Do not use AI-generated personality judgments, employee rankings, medical inference, or hidden surveillance as a shortcut for stakeholder understanding. The manuscript’s human-accountability principle matters here: people are not rows to be psychometrically guessed from messages.

Use AI to widen thought, then narrow with evidence

High-value patterns include:

  • ask for missing assumptions and counterarguments;
  • generate a pre-mortem, then validate risks with owners;
  • compare two plans against explicit criteria;
  • turn notes into candidate decisions/actions, then confirm them;
  • produce audience-specific drafts from one verified fact set;
  • rehearse executive, engineering, security, or customer questions;
  • identify inconsistencies across controlled artifacts;
  • generate test cases that specialists review.

Avoid outsourcing judgment by asking “What should we do?” with no context or criteria. Provide decision frame, constraints, evidence, and authority; require alternatives and uncertainty. The final recommendation should remain explainable without appealing to the model.

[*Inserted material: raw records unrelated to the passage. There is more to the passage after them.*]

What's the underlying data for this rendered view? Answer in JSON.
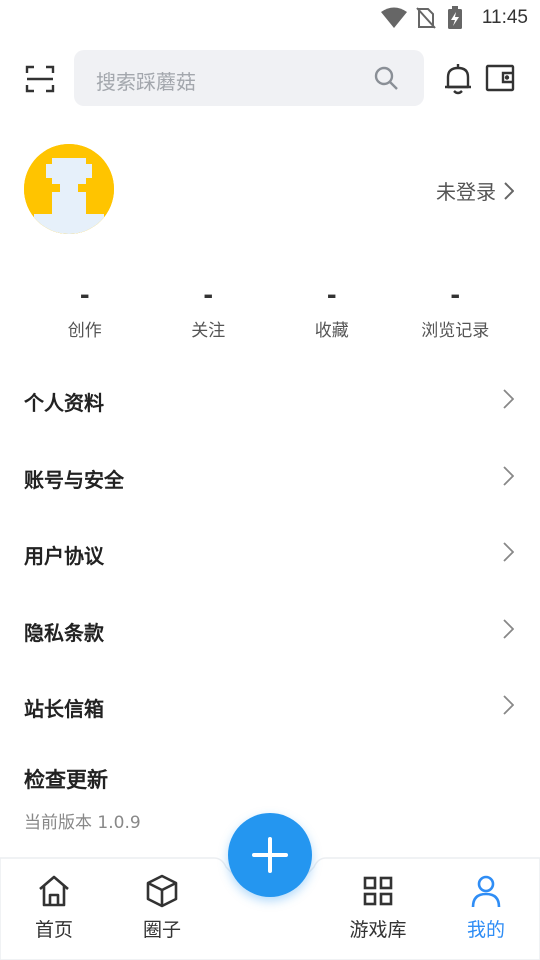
{
  "status_bar": {
    "time": "11:45"
  },
  "search": {
    "placeholder": "搜索踩蘑菇"
  },
  "profile": {
    "login_label": "未登录"
  },
  "stats": [
    {
      "value": "-",
      "label": "创作"
    },
    {
      "value": "-",
      "label": "关注"
    },
    {
      "value": "-",
      "label": "收藏"
    },
    {
      "value": "-",
      "label": "浏览记录"
    }
  ],
  "menu": [
    {
      "label": "个人资料"
    },
    {
      "label": "账号与安全"
    },
    {
      "label": "用户协议"
    },
    {
      "label": "隐私条款"
    },
    {
      "label": "站长信箱"
    }
  ],
  "update": {
    "title": "检查更新",
    "version": "当前版本 1.0.9"
  },
  "nav": [
    {
      "label": "首页"
    },
    {
      "label": "圈子"
    },
    {
      "label": "游戏库"
    },
    {
      "label": "我的"
    }
  ],
  "colors": {
    "accent": "#2496f0",
    "active_tab": "#2f8df5",
    "avatar_bg": "#ffc400"
  }
}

Decision rights: Who owns what?

  • The information/data owner determines whether source material may be processed and under what controls.
  • Security, Privacy, Legal, Compliance, and Procurement define approved tooling and obligations.
  • Artifact owners remain accountable for accuracy and use: Engineering for technical claims, Finance for financial data, Legal for legal conclusions, and so on.
  • The decision authority owns the resulting program decision.
  • The TPM designs the AI-assisted workflow, minimizes data, preserves sources, coordinates verification, exposes limitations, and signs only claims they are authorized to make.
  • The AI system owns nothing. It has capabilities and recorded operations, not organizational accountability.

I do

I change the Meridian workflow. The assistant may draft from approved sources, but each status sentence carries a source pointer. The readiness section is generated only from the controlled evidence matrix. Red/yellow/green is computed from explicit criteria and remains a recommendation until I review exceptions with owners. External send requires my confirmation.

We do

An AI risk scan identifies “Security review may delay launch” from an old ticket. The current security owner says review finished yesterday but has not updated the ticket. Together decide what enters the status and RAID log.

Show the model answer

Model answer

Do not copy either claim blindly. Ask the security owner for the completion artifact and any residual findings. Update the system of record, then close or convert the risk based on evidence. The executive update can say “Security review completed on [date]; [finding/exception] remains” with a link. Record the AI flag as a useful discrepancy signal, not as authoritative program state.

Rubric (0–4)

  • 0: Trusts the AI or verbal correction automatically.
  • 1: Removes the risk without updating evidence.
  • 2: Confirms with owner but leaves systems inconsistent.
  • 3: Verifies the artifact, updates the record, and reports the qualified state.
  • 4: Also fixes source freshness, records the discrepancy, and samples for similar stale items.

You do

Choose one task: status drafting, meeting recap, risk discovery, dependency comparison, or executive rehearsal. Complete an AI Work Delegation and Verification Card:

Field Entry
Purpose and downstream decision
Approved input sources/data classification
Prohibited data or use
AI authority: suggest/draft/execute
Likely failure modes and consequence
Verification by claim type
Required owner confirmations
Record/version/retention
Final accountable human
Fallback and incident path

Run the workflow once. Record at least one correction, omission, or unsupported claim. If you find none, deliberately test negation, stale source, conflicting owner statements, and indirect instruction.

Pause & Recall

Recall the seven delegation questions. From Chapter 24, what makes an executive update decision-grade? From Chapter 28, what makes an approved tool insufficient without data-purpose controls? From Chapter 35, how can a retrieved document alter behavior?

Production lens

Maintain an approved-use inventory with tool, model, connectors, data classes, owners, and review dates. Monitor external sends and state-changing actions. Preserve a non-AI operating path for critical cadences. Review model/vendor changes. Treat recurrent correction patterns as workflow defects, not individual reviewer failure.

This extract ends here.